Install it with the .NET CLI:
dotnet add package Enjin.Platform.Sdk
Or add it to your project file:
<PackageReference Include="Enjin.Platform.Sdk" Version="3.0.2" />
In v3 the SDK is a single package. The old v2 sub-packages (Enjin.Platform.Sdk.Beam, .FuelTanks, .Marketplace) have been consolidated into Enjin.Platform.Sdk, and everything lives under the single Enjin.Platform.Sdk namespace.
C++
An updated C++ SDK for the current Enjin Platform is on the way. Installation instructions will be added here once it's released — in the meantime, you can track the C++ SDK repository.
Platform Client
For communicating with the platform's GraphQL API, the SDK defines an IPlatformClient interface. The built-in PlatformClient class implements it and handles building, sending, and deserializing requests for you.
Creating the Client
Constructing a PlatformClient with no arguments connects to the Enjin Platform using the SDK's built-in endpoint — you don't need to specify a URL. You choose which network to work against (Enjin Mainnet or the Canary testnet) per request via the network argument, covered in GraphQL Requests, so the same client serves both.
- c# SDK
- C++ SDK
using Enjin.Platform.Sdk;
using var client = new PlatformClient();
#include "EnjinPlatformSdk/PlatformClient.hpp"
#include <memory>
using namespace enjin::platform::sdk;
using namespace std;
unique_ptr<PlatformClient> client = PlatformClient::Builder()

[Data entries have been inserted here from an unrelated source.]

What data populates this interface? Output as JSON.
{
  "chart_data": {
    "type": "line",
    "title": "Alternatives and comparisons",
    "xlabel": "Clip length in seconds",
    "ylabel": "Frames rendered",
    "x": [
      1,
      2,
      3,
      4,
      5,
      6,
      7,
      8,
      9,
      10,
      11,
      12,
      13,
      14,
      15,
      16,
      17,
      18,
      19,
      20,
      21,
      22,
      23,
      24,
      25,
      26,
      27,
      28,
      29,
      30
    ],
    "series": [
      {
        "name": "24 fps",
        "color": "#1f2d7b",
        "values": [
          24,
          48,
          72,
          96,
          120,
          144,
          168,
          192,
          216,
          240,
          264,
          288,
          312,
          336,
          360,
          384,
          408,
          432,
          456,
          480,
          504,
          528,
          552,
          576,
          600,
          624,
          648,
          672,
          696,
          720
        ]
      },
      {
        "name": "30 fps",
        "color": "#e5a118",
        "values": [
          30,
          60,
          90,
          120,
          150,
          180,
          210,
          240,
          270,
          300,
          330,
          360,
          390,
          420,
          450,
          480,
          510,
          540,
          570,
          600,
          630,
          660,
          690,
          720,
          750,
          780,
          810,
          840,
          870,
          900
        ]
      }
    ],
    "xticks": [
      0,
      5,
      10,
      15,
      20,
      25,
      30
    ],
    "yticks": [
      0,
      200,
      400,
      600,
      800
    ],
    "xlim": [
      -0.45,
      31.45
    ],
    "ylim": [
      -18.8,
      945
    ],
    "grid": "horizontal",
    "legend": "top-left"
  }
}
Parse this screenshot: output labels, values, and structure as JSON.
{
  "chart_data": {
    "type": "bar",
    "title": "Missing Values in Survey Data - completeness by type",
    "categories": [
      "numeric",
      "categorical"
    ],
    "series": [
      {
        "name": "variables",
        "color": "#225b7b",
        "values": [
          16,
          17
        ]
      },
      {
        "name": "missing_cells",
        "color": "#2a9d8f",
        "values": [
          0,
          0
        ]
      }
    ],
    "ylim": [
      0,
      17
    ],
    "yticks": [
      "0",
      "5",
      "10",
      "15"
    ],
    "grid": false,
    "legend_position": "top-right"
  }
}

.SetBaseAddress("https://<platform-host>")
.Build();
The constructor also accepts optional parameters — including a custom base-address Uri (only needed for a self-hosted platform instance), a user agent, an ILogger implementation, and an HttpLogLevel for logging HTTP traffic:
- c# SDK
using Enjin.Platform.Sdk;
ILogger logger = /* your ILogger implementation */;
using var client = new PlatformClient(
logger: logger,
httpLogLevel: HttpLogLevel.Body);
Authenticating the Client
Once you have a client instance, authenticate it with your platform authentication token:
- c# SDK
- C++ SDK
client.Auth("<platform-authentication-token>");
client->Auth("<platform-authentication-token>");
Disposing of the Client
PlatformClient implements IDisposable. When you no longer need it, dispose of it to free up its underlying resources. The using var declaration above does this automatically when the client goes out of scope; you can also dispose of it explicitly:
- c# SDK
- C++ SDK
client.Dispose();
// We may reset the pointer or allow the class destructor to handle
// this when our client goes out-of-scope.
client.reset();
Next Steps
With an authenticated client you can start sending requests. See GraphQL Requests to learn how to build queries and mutations, select the fields you want back, and handle responses.
The Enjin Platform doesn't yet expose real-time WebSocket events. Until it does, the pattern for tracking a submitted transaction is to poll the GetTransaction query by its UUID until it reaches a final state — see the Enjin Farmer server implementation breakdown for a worked example.